What we need from the Section 3 Statement under the National Security and Investment Act
The National Security and Investment Act received Royal Assent in April. Its implications for the property sector are still a subject for debate and speculation, but they are significant.
Briefly, the Act enables the government to screen retrospectively and, if necessary, intervene in, acquisitions of land it considers a ‘threat to national security’ – a concept that is not defined by the Act. It expects to use those powers rarely – mostly, we expect, where hostile state-backed actors seek to purchase sites close to, or which are, sites where sensitive activities are carried out. The Act prescribes 17 sensitive sectors which are viewed as relevant to national security. Deals in these sectors require mandatory notification to BEIS.
This could impinge on a significant proportion of real estate investment in the UK simply because sensitive activities are always carried out on land. Transactions in land per se do not need to be notified, but they remain at risk of being ‘called in’ if the government thinks there could be a threat to national security. Buyers, sellers and owners of land have the option under the Act to make a voluntary notification to BEIS which can essentially pre-clear a transaction and avoid it being called in.
Exactly how the call-in powers will be used requires a statement from the Secretary of State for Business, Energy and Industrial Strategy (BEIS). A revised draft of that statement – known as the ‘Section 3 Statement’ – was published in July, and the government asked for industry views in a consultation which closed at the end of August.
The result of that consultation will be crucial to the property industry if we are to avoid market disruption and transactional delays.
The ability to pre-clear a transaction
As currently drafted, the Statement is a high-level overview of what sorts of acquisition will command government intervention. The Secretary of State has said he intends to use his powers rarely, but equally these are new regulations without precedent in the UK. Nobody will know from day to day what could be a threat to national security and in the government’s mind. The Act gives the Secretary of State very wide powers where it decides there is a threat to national security which could include unwinding a transaction after it has happened or imposing conditions on it which could be costly. It is not clear how any costs would be met or the extent to which compensation will be available for the effects of such intervention.

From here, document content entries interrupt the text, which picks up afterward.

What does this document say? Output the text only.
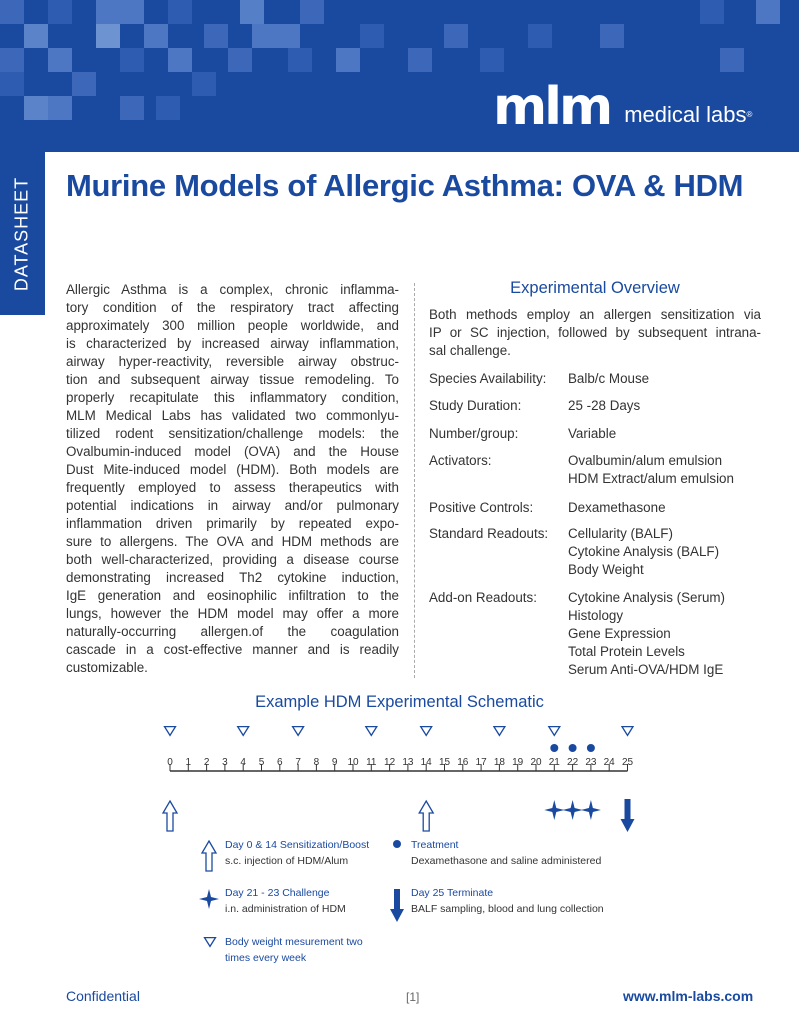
mlm medical labs®
DATASHEET Murine Models of Allergic Asthma: OVA & HDM
Allergic Asthma is a complex, chronic inflamma-
tory condition of the respiratory tract affecting
approximately 300 million people worldwide, and
is characterized by increased airway inflammation,
airway hyper-reactivity, reversible airway obstruc-
tion and subsequent airway tissue remodeling. To
properly recapitulate this inflammatory condition,
MLM Medical Labs has validated two commonlyu-
tilized rodent sensitization/challenge models: the
Ovalbumin-induced model (OVA) and the House
Dust Mite-induced model (HDM). Both models are
frequently employed to assess therapeutics with
potential indications in airway and/or pulmonary
inflammation driven primarily by repeated expo-
sure to allergens. The OVA and HDM methods are
both well-characterized, providing a disease course
demonstrating increased Th2 cytokine induction,
IgE generation and eosinophilic infiltration to the
lungs, however the HDM model may offer a more
naturally-occurring allergen.of the coagulation
cascade in a cost-effective manner and is readily
customizable.
Experimental Overview
Both methods employ an allergen sensitization via
IP or SC injection, followed by subsequent intrana-
sal challenge.
Species Availability: Balb/c Mouse
Study Duration:	25 -28 Days
Number/group:	Variable
Activators:	Ovalbumin/alum emulsion
HDM Extract/alum emulsion
Positive Controls:	Dexamethasone
Standard Readouts: Cellularity (BALF)
Cytokine Analysis (BALF)
Body Weight
Add-on Readouts: Cytokine Analysis (Serum)
Histology
Gene Expression
Total Protein Levels
Serum Anti-OVA/HDM IgE
Example HDM Experimental Schematic
0 1 2 3 4 5 6 7 8 9 10 11 12 13 14 15 16 17 18 19 20 21 22 23 24 25
Day 0 & 14 Sensitization/Boost
s.c. injection of HDM/Alum
Treatment
Dexamethasone and saline administered
Day 21 - 23 Challenge
i.n. administration of HDM
Day 25 Terminate
BALF sampling, blood and lung collection
Body weight mesurement two
times every week
Confidential	[1]	www.mlm-labs.com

With that in mind, the Statement needs more specific guidance for land transactions to avoid confusion and unintended consequences. Without this, many buyers or sellers of land will choose to ‘pre-clear’ potentially affected transactions under the Act through voluntary notification to BEIS. Indeed, their secured lenders and financers may insist on it to be sure that the transaction will complete and not be upset down the line.
That could lead to significantly more work than BEIS and its specialist teams are anticipating as buyers and sellers will err on the side of caution if they fear they could be caught out.
Before transactions can happen, additional due diligence of the site and the land and activities carried on it and around it is going to become a standard part of a buyer’s preparation, which threatens to add significant costs to certain types of land and could negatively affect values. Advisers will need to be prepared for their clients’ needs on this.
Clearer examples needed
Being thorough doesn’t need to be onerous, and there are points which the government can include in its updated Statement to provide a much more transparent picture of how the call-in powers will be used.
We need a clearer description of ‘land’ which is not defined. Examples beyond freehold and leasehold properties would be useful – previous guidance has mentioned rights of way, but what about mineral rights, or areas covered by the sea?
There is also guidance that acquiring land near certain sensitive sites could be considered a risk, but little detail. Understandably, the government won’t want to tie its hands with a definitive list, but currently it only refers to ‘critical national infrastructure sites or government buildings’. Specific examples or categories would immediately improve the guidance and remove any subjectivity. Proximity is also a question – how near is near? Without a clear answer there is a risk of undermining land values in areas close to sensitive sites, with knock on effects for the broader market.
More guidance on the risk assessment process as applied to land acquisitions is needed. This is to be based on defined risk categories which are looked at together. The statement identifies as a risk, acquirers that are considered potentially dangerous (relatively straightforward) – but it also includes the way a site is to be used or controlled (less so).
We need more detail, as there are day-to-day circumstances under which the government could potentially intervene. For example, where a landlord plans to operate its own security and surveillance systems on an industrial estate which houses a sensitive site, does that become a risk? Leases give landlords certain controls and rights to enter or forfeit – could these be an issue for sensitive sites?
Certainty is important
The government’s intention is that the Act should not interfere with most property transactions, but without more detail buyers will be understandably cautious. After all, how are they supposed to decide what is a threat to national security at any given time? Will they always know if they are close to a sensitive site?
Certainty is a valuable commodity, and unless the government can give it to the industry, then the industry will be proactive in taking it by pre-clearing deals – something which could give BEIS more work than it was anticipating or for which it has resources. That could be very disruptive for the property world.